Chinese lawyers and rights activists appeared in televised trials throughout this week in what seemed to be a new, more public phase of President Xi Jinping’s campaign to cleanse the country of liberal ideas and activism, The New York Times reports:
Legal experts and supporters of four defendants denounced the hearings, held on consecutive days in Tianjin, a port city near Beijing, as grotesque show trials. All four men were shown meekly renouncing their activist pasts and urging people to guard against sinister forces threatening the Communist Party, before they were convicted and sentenced. But for the government, the trials served a broader political purpose.
By airing the abject confessions and accusations of a sweeping, conspiratorial antiparty coalition, Mr. Xi’s administration was “putting civil society in all its forms on trial, and vilifying them as an anti-China plot,” Maya Wang, a researcher on China for Human Rights Watch said in emailed comments. “The trials thus serve two purposes — to punish the activists, but also to use them to bolster President Xi’s claims,” she said.
On Saturday the US attorneys’ lobby group will present its inaugural rights award in San Francisco, awarding the prize to a detained Chinese lawyer in absentia — a decision many within the organisation fear could jeopardise its quiet advocacy for legal reforms in China.
The move to honour Wang Yu comes after more than a year of debate within the ABA over how to respond to a tightening political environment in China. The debate mirrors that of many international organisations that have built up programmes to work within the Chinese system, only to find themselves increasingly unwelcome.

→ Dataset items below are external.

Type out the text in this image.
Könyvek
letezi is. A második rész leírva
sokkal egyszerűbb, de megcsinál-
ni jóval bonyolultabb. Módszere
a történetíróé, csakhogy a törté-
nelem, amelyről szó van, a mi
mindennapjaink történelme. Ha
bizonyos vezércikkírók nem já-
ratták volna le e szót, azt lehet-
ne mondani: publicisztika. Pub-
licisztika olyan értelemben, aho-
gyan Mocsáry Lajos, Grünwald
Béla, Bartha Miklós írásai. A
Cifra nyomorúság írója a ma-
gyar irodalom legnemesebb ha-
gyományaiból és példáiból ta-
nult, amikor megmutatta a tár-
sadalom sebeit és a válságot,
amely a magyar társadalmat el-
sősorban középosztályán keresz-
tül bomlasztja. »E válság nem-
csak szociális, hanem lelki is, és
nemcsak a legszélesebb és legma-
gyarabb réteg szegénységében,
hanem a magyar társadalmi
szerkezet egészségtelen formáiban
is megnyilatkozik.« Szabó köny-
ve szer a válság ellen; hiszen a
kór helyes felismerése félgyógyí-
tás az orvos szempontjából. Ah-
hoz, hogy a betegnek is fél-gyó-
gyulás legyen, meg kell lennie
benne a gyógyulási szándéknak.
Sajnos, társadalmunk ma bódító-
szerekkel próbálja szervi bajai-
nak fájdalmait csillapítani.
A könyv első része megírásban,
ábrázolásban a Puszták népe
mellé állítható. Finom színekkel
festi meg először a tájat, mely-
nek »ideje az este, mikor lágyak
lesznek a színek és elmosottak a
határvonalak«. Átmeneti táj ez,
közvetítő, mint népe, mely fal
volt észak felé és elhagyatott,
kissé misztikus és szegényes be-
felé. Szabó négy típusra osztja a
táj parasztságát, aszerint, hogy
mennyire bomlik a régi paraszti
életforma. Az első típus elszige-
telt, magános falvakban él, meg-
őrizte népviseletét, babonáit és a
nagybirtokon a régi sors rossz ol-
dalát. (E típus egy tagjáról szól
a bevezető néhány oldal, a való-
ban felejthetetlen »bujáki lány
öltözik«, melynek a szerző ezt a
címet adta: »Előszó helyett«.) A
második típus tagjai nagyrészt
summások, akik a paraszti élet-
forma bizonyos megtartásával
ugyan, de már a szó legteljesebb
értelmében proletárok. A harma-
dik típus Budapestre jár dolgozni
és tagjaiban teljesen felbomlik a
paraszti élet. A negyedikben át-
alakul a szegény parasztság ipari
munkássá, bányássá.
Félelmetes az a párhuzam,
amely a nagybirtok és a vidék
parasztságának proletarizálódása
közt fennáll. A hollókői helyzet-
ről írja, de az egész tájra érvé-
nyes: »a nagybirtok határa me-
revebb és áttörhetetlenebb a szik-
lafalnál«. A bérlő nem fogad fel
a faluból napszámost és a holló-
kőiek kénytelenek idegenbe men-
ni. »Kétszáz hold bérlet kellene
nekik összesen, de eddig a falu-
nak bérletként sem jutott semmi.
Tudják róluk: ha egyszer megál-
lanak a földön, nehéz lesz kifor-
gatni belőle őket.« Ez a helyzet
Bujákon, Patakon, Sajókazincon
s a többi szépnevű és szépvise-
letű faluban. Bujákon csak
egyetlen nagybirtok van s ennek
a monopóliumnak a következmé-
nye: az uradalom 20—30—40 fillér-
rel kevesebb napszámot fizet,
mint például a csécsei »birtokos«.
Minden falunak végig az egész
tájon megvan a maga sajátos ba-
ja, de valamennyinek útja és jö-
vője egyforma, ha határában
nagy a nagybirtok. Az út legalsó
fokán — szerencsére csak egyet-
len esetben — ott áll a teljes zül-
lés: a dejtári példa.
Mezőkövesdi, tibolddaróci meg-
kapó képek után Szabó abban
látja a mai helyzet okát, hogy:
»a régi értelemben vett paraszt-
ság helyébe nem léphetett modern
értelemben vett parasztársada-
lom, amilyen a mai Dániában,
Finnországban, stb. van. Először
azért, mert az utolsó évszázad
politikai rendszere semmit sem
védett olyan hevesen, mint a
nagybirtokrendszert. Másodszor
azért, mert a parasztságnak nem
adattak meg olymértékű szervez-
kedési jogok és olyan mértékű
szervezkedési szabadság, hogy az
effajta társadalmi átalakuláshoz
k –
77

The Communist party has become suspicious of foreign funding for civic groups, especially from US organisations such as the Ford Foundation, George Soros’s Open Society or the National Endowment for Democracy. A law passed this year in effect places NGOs under the scrutiny of the security forces, rather than the Ministry of Civil Affairs.
China Digital Times adds: rights lawyer Wang Yu was reportedly released after Hong Kong-based media aired a confession-style interview with her. Wang’s interview is the latest in a series of publicized confessions by lawyers and activists who were detained as part of the “Black Friday” sweep launched on July 9, 2015, and the second to be issued by way of Hong Kong media. For CDT, cartoonist Badiucao portrays Wang Yu’s confession as one made at gunpoint, under control of a Party puppet master (above).
With next month’s G-20 summit being held in China, the chairs of the Congressional-Executive Commission on China urged the United States to lead an international effort to demand that the Chinese government drop all charges against the legal professionals and rights advocates detained during the sweeping July 2015 crackdown, cease coerced, forced, and televised “confessions” which are a mockery of justice, and stop harassing and otherwise mistreating the family members, including the wives and children, of those unjustly detained.
In a video confession this week after almost 13 months in detention, Ms Wang rejected the award from the ABA and said “foreign forces” were using her to “attack and smear” the Chinese government, The FT adds:
Her whereabouts are unknown, her husband is in custody and her teenage son is under house arrest after an unsuccessful attempt to escape from China. …The ABA has found itself caught in the middle. In early 2015 it declined to publish a book by Teng Biao (left), a prominent Chinese rights lawyer in exile. Mr Teng released the email he received from the organisation citing “the risk of upsetting the Chinese government”.
The confession “adds fuel to the fire of the continuing debate over what the appropriate ABA response to the vicious repression of human rights lawyers should be,” said Jerome Cohen, the 86-year-old American lawyer who has spearheaded the US legal profession’s engagement with China throughout his career. “If this case results in the termination of the ABA’s praiseworthy activities in China, it would be another classic instance of what Beijing propagandists like to call ‘dropping a rock on your own foot’.”
The trials this week were accompanied by newspaper editorials and several videos amplifying the party’s message that China is the target of conspiratorial subversion, backed by Western capitals or even planned by them. It calls such efforts “color revolutions,” a term taken from upheavals in former Soviet states, The Times adds:
“In fact, the Western forces represented by America often wield the banner of ‘democracy, liberty and rule of law’ to create social conflict in targeted countries, with the intention of overthrowing governments,” one documentary said.
“The central government under the leadership of the party is crystal clear about the dangers of ‘color revolution,’ ” it said. But, it added, “We are extremely confident that China will not become the next Soviet Union.”
The legal proceedings and the drumbeat of propaganda appeared better meshed than ever, said Eva Pils, a legal scholar at King’s College London who has long studied human rights lawyers in China.
“It does feel rather like a program that has been rolled out,” she said. “It’s a trial process that serves the purpose of projecting the power of the state and casting human rights advocates as enemies.”